Normalisation is the process of using a wide table with many columns and few rows and reconstructing that table into several subset tables with fewer columns and more rows. The objective is to use storage space efficiently, eliminate redundant data, reduce or eliminate inconsistent data and ease future maintenance. The most important rule of normalisation is that the normalised data must be reconstructable into the original unnormalised or flat spreadsheet-like view of the data.
The forms of normalisation are called normal forms.
First Normal Form - removal of repeating groups.
Second Normal Form - no non-key attributes must depend on a portion of the primary key.
Third Normal Form - no attributes must depend on other non-key attributes.
A database must be in first normal form to be in second normal form and in second normal form to be in third normal form. There are additional normal forms but these additional normal forms are rarely applied. In fact it is sometimes best not to apply third and even second normal forms in order to preserve processing speed and efficiency. The concept of a data warehouse is effectively a partially denormalised database. In fact the process of denormalisation into data warehouses exhibits where relational database technology falls short of practicality. This is one possible area of implementation where object databases may become more widely used in the future.

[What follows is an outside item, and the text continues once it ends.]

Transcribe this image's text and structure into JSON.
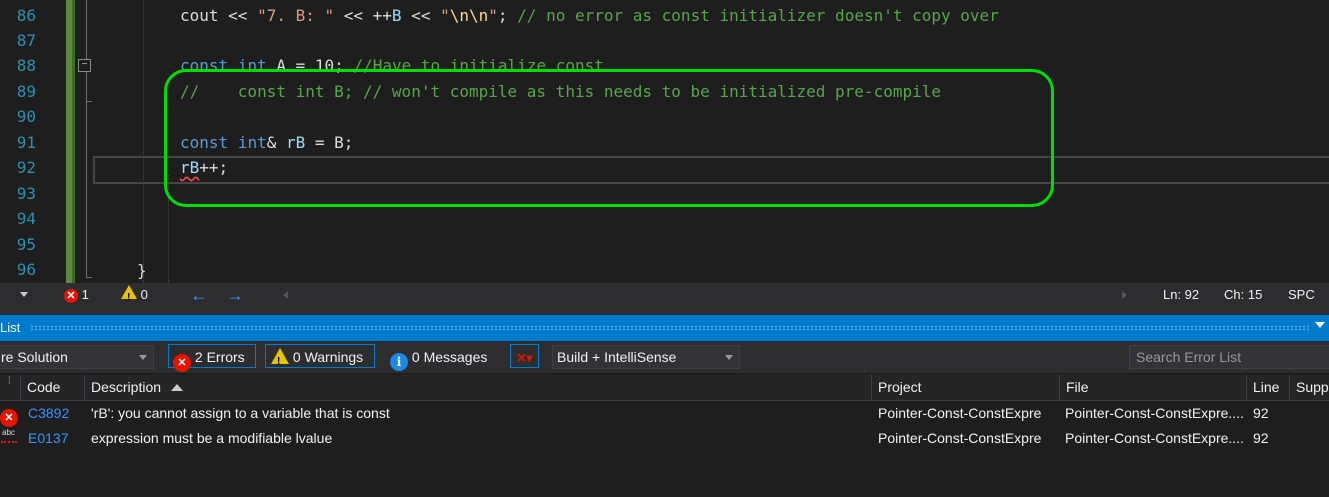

By definition, First Normal Form eliminates repeating groups. What this means is that a separate table must be made for each set of related attributes and give each table its own primary key. The best way to explain this is by example. Let us say we have a customer database where customers make orders. In a spreadsheet we would have the customer name and address repeated for every order. Application of first normal form would divide the customers and orders into two separate entities or tables. The customer table would contain customer details without order details and the order table would contain order details with only a reference to the appropriate customer.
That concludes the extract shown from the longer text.